In adults, evidence of PCV13 effectiveness against COVID-19 stems from a single cohort study conducted prior to COVID-19 vaccine availability [8]. Current data leave many questions unanswered in an era with effective SARS-CoV-2 vaccines. For example, it is unknown whether PCVs could supplement COVID-19 vaccines by reducing vaccine failures occurring because of waning host responses or SARS-CoV-2 variants. Observational studies investigating whether COVID-19 vaccines can prevent pneumococcal disease outcomes could further explore potential relationships between these two pathogens. We do not know of data to indicate whether vaccines against SARS-CoV-2 might also reduce pneumococcal outcomes; however, such an effect is plausible since it is well-known that viruses such as influenza can cause secondary pneumococcal pneumonias. Additionally, no data exist on whether interactions with coronaviruses vary by pneumococcal serotype. There is evidence from studies of other respiratory viruses (respiratory syncytial virus in children and influenza in adults) that viral interactions with pneumococci can differ by serotype [23, 24]. If PCVs have a specific effect on coronavirus disease, we hypothesize that this would be mediated through the reduction of vaccine-type pneumococci, either by reducing co-infection between vaccine-type pneumococci and coronaviruses, or by reducing carriage of vaccine serotypes that may play a role in the causal chain of coronavirus disease. A current gap in understanding is how PCVs might potentiate these effects in settings like the United States where the identification of vaccine-type pneumococci has been relatively low (either because of low carriage prevalence, low density carriage, or inadequate testing methodology), in contrast to the South African PCV9 trial conducted prior to routine use of PCV. Recent evidence indicates that pneumococcal carriage in adults is underestimated, and use of molecular methods, multiple sample types, and longitudinal sampling substantially increases detection of pneumococci, including PCV13 serotypes [25, 26]. Lastly, while pneumococcal carriage leads to changes in host antiviral immune responses, these changes have not been linked to clinical outcomes.

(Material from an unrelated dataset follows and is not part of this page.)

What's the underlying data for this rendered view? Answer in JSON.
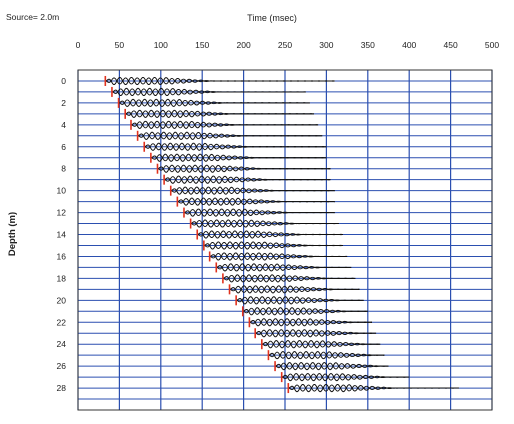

Because PCVs in adults are not widely used, the opportunity exists for high-quality observational studies that incorporate design elements to mitigate risk of bias to address some remaining questions [21]. In vitro and in vivo models could be used to explore the role of serotype in pneumococcal-coronavirus interactions. Extending human challenge models offers another efficient pathway for further research.